A 4-year-old boy has miraculously survived in the African wilderness surrounded by hyenas and other predators for six days.
The boy identified as Ayub managed to wander over 11 milles from his home in Asa, after he got separated from his brothers during a crazy storm as they were heading home from a day of herding livestock, pilot Roan Carr-Hartley said.
He was found 6 days later by pilot Roan Carr-Hartley, who works for the Sheldrick Wildlife Trust, an orphan elephant rescue and wildlife rehabilitation program based in Tsavo.
Asa’s local chief had contacted the Wildlife Trust to ask if they could use their aircraft for the search.
Mr Carr Hartley told Newsweek: “A search party went out looking but couldn’t find him, and began to follow tracks. They did an amazing job tracking him for countless days without food.
“It was an unforgiving environment for any person to be alone, let alone a child so young.”
The little boy, Ayub, was alone in the wilderness and up against poor weather, starvation, predators and a case of malaria.
The pilot explained in a blog post he had no way of communicating with them while he was in the air and had organized for the search party to walk with a “white cloth tied to a long stick”, which would make it easier to find them in the dense bush.
He scanned the area for four hours and found nothing but an empty fuel tank and various animals, including hyenas and jackals.
He continued: “By the time I was overhead, a search party of 70 men were fanning through the wild scrubland in search of the little boy. I had a rough direction of the search party’s location given to me by the Chief – the party had tracked the boy to an area 7 kilometres from his village, but then the tracks started to become unreadable.”
He said it was an “unforgiving environment” for any person to be alone, let alone a child so young.
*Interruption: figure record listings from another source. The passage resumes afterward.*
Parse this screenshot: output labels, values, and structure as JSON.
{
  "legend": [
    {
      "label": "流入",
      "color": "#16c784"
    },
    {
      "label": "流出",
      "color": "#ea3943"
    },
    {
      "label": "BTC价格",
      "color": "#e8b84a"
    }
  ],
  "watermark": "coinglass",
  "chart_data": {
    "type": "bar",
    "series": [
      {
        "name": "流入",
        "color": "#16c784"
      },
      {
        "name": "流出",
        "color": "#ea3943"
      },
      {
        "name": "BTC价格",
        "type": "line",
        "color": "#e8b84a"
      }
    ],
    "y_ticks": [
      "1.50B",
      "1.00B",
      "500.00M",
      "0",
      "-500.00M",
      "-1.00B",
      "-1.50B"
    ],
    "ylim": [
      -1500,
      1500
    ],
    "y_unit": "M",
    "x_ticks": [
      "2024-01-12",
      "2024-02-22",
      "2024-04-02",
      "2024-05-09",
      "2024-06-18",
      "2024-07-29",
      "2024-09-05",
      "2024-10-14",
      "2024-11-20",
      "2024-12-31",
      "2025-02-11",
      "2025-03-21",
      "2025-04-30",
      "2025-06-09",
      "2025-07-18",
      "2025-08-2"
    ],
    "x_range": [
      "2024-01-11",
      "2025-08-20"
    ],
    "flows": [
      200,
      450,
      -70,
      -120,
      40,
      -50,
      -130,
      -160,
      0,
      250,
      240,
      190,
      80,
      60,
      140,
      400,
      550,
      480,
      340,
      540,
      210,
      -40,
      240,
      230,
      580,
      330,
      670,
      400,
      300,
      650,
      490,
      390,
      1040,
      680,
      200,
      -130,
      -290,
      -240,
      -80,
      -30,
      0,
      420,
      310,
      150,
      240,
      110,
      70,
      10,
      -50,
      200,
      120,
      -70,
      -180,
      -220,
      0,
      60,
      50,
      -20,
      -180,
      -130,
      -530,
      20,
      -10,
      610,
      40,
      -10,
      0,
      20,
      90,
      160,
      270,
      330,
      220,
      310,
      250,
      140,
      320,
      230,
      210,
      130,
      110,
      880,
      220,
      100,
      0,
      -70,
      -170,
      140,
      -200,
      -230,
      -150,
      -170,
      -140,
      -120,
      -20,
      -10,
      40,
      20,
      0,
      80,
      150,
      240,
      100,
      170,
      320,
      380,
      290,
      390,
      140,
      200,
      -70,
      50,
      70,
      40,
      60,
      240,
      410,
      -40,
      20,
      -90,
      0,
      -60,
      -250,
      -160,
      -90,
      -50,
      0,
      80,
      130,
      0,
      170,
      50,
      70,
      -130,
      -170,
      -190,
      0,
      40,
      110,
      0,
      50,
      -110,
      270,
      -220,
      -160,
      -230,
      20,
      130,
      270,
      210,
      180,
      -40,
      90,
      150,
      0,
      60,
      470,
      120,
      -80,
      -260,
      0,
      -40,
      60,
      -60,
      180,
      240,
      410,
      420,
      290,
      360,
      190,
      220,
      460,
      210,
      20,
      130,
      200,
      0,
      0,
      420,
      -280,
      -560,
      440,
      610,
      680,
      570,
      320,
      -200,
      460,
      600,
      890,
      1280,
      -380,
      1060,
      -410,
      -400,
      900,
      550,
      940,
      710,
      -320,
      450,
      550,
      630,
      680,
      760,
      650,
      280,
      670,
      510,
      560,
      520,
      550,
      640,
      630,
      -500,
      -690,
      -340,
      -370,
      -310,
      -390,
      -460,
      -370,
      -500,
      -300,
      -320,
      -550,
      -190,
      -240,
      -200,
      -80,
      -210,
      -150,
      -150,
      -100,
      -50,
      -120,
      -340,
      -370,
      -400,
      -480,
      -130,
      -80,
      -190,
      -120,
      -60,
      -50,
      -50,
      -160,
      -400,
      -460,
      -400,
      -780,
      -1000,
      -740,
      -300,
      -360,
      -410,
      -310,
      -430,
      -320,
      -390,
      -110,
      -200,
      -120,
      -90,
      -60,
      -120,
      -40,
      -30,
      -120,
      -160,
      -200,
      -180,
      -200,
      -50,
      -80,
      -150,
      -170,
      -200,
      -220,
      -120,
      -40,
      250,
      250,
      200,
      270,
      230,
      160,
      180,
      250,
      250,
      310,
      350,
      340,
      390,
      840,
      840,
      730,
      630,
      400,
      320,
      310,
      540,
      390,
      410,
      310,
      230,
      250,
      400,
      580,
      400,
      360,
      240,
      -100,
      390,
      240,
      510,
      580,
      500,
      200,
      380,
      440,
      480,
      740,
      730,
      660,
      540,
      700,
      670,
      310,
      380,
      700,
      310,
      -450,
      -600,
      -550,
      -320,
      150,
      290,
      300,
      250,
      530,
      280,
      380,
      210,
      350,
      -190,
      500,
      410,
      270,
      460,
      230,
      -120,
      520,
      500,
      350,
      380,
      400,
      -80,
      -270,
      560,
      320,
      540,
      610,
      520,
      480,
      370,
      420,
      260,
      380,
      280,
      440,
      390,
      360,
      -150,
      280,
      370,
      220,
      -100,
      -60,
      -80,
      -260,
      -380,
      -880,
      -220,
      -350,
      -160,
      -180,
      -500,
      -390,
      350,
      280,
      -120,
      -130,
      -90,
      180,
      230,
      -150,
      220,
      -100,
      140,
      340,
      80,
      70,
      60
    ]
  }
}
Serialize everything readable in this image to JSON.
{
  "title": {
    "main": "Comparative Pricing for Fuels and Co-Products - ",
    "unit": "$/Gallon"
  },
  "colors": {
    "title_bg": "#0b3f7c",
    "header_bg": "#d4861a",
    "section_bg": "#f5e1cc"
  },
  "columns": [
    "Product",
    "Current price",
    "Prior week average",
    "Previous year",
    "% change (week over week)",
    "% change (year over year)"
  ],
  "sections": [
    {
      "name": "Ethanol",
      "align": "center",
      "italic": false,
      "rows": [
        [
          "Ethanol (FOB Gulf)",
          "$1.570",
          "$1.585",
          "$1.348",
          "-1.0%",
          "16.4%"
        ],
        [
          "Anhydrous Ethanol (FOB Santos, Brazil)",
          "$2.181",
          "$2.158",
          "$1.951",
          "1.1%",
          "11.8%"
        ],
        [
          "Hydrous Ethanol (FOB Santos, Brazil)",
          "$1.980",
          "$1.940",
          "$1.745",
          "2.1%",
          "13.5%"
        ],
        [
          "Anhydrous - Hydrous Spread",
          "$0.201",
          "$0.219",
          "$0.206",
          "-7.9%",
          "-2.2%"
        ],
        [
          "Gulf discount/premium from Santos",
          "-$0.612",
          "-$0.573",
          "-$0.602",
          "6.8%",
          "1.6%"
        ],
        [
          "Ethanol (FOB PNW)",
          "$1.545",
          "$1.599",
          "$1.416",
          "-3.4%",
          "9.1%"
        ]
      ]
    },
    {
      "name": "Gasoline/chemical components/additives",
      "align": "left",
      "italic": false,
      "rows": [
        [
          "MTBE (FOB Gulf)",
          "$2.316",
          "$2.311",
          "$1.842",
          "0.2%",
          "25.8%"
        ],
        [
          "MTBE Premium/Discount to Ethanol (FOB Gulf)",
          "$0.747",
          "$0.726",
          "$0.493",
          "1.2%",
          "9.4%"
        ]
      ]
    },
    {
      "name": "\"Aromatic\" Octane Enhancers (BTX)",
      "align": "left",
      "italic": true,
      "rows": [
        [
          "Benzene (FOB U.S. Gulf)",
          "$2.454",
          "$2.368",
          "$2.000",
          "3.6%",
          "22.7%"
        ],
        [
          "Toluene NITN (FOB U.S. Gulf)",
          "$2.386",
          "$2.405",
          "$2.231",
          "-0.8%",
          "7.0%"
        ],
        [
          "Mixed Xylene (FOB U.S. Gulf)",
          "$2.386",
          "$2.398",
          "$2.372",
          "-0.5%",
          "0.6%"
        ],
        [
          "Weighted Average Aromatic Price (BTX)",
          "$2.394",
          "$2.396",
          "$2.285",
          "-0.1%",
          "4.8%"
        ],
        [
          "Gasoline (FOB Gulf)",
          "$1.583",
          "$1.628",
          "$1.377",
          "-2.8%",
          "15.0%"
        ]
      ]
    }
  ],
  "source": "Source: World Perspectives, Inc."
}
He said there have been times when he hasn’t been able to locate a particular elephant for up to a week, let alone a four-year-old child.
Mr Carr Hartley wrote: “Because of heavy rains, there was no shortage of surface water. This at least gave me some peace of mind that the boy would be able to find water”.
“A heavy night of rain had washed away the boy’s tracks,” Carr-Hartley tells TODAY.com.
“I didn’t know what the boy was wearing and had only a very rough idea of where he got lost,” he added.
Carr-Hartley, 22, works as a pilot for a wildlife conservation group called Sheldrick Wildlife Trust, and he typically helps from the sky in wild animal rescues.
Working with the tracking team on the ground, Carr-Hartley started an aerial search about four and a half miles outside the boy’s village.
“It was kind of a guessing game after that, because his tracks disappeared early on,” he says.
Days passed and the rains continued, making for extremely difficult search conditions — and there was still no sign of the lost boy. Carr-Hartley says he started to lose hope.
“It’s hard to find an elephant, let alone a human on the ground,” Carr-Hartley tells TODAY.com of the view from his plane.
Then on Dec. 3, Carr-Hartley says, the men on the ground picked up the boy’s tracks. On Dec. 4, he flew up to Assa to begin searching again.
Because of the great distance he had to cover, Carr-Hartley could search for only a limited amount of time each day before running out of fuel.
“I was given a very general area which was 15 kilometers (9.3 miles) north of the village, which is extremely hard to pinpoint in such thick vegetation in such a vast area,” he says, adding he spent about an hour and a half searching from the air that day. “I started to get a little frustrated and rushed and knew time was ticking.”
As he was making a turn back, Carr-Hartley looked out his left window.
“I turned and saw the boy. I genuinely could not believe it,” he says. “I hadn’t even started looking for him, because I was looking for the ground team. I happened to turn at the exact moment and look out the left window. A tiny, tiny figure in this massive sea of shrubs and grass. It didn’t feel real at all.”
With no ability to communicate with the people searching on the ground, Carr-Hartley began flying in circles above the boy. After 30 minutes, he saw the ground team approaching.
“I opened the left window and started pointing and they obviously knew I had something, so they started running to where he was,” Carr-Hartley says. “There was an amazing moment where (one of the men) ran up to the boy and picked him up in the air above his shoulders and started cheering and smiling. Around 70 men descended on the boy and started chanting on the way back to the village.”